Outgoing Gov. Doug Ducey touts two terms of cutting the size of government. But with Proposition 207, voters actually told the state to make more. 

“And really it requires the Department of Health to ramp up its hiring, the infrastructure to be able to facilitate a lot of these new programs that they were never equipped for,” said Brandt.

Still, state health officials have made a system to erase peoples’ convictions for certain marijuana offenses, and they’ve raffled off dispensary licenses to a few people considered the most harmed by cannabis prohibition.

But justice reinvestment has had to wait as Proposition 207 does not have a deadline for officials to start up the program. Right now, it’s in development.

The Tiger Mountain Foundation

Darren Chapman removed a chain from a gate into a community garden on Broadway Road where his nonprofit called Tiger Mountain Foundation has for years grown health and nutrition. He calls the garden an alternative to fast food for people on foot in a very poor ZIP code.

“This field, unfortunately, initially was indicative of where you threw your 40-ounce bottle.

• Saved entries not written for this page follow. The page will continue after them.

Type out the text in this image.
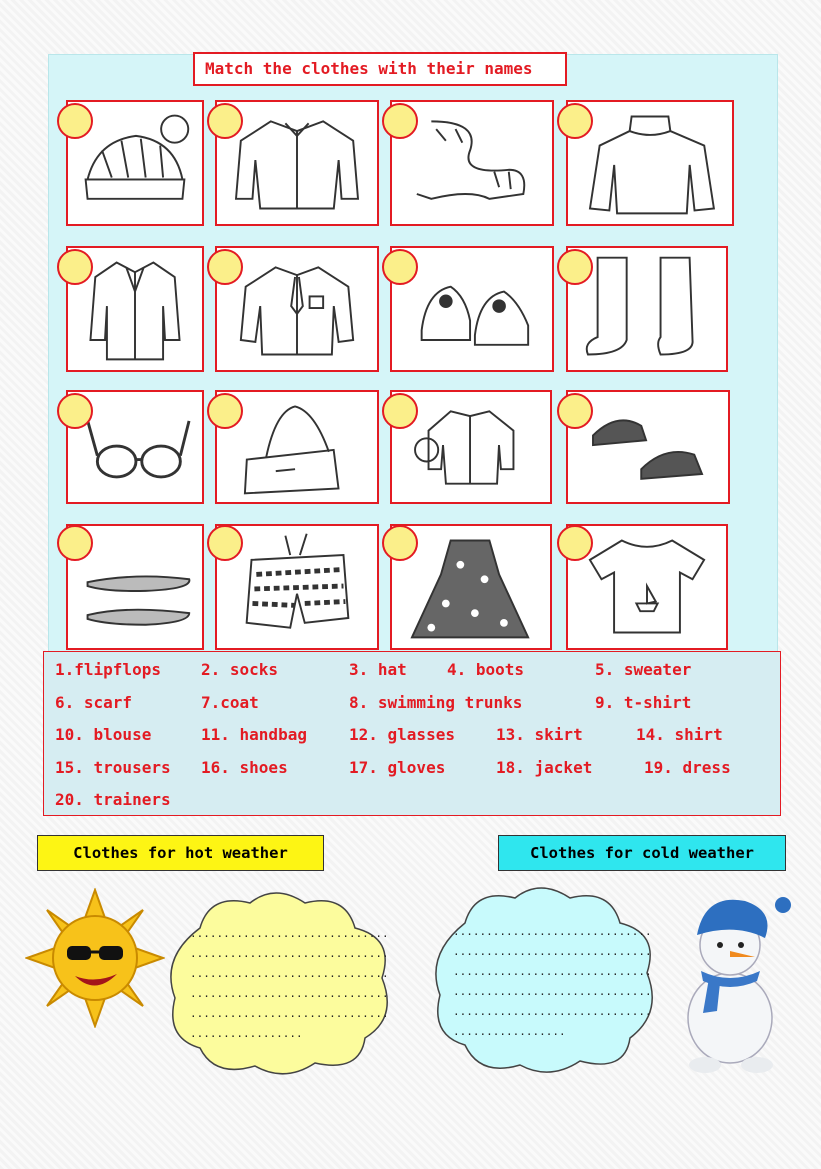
Match the clothes with their names
1.flipflops	2. socks	3. hat	4. boots	5. sweater
6. scarf	7.coat	8. swimming trunks	9. t-shirt
10. blouse	11. handbag	12. glasses	13. skirt	14. shirt
15. trousers 16. shoes	17. gloves	18. jacket	19. dress
20. trainers
Clothes for hot weather	Clothes for cold weather
..............................
..............................
..............................
..............................
..............................
.................
..............................
..............................
..............................
..............................
..............................
.................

Or where you threw your paraphernalia if the police came up the street and you didn’t want it on your person,” he said.

Tiger Mountain Foundation leads a variety of projects in south Phoenix, where Chapman sees empty lots as symbols of busted ambitions and dreams. He imagines them transformed to fields of opportunity. Money from legal marijuana sales would mean stability to plan long-term.

“We want stimulus and support to go directly to folks who can actually make the change, and that’s been kind of the big stink around this Prop. 207,” said Chapman.

The measure authorizes nonprofits working on justice issues, such as career training for people prosecuted for marijuana that’s now legal, to draw grants from the namesake fund via public health departments.

Chapman’s group is part of a network of causes waiting for the money to become available.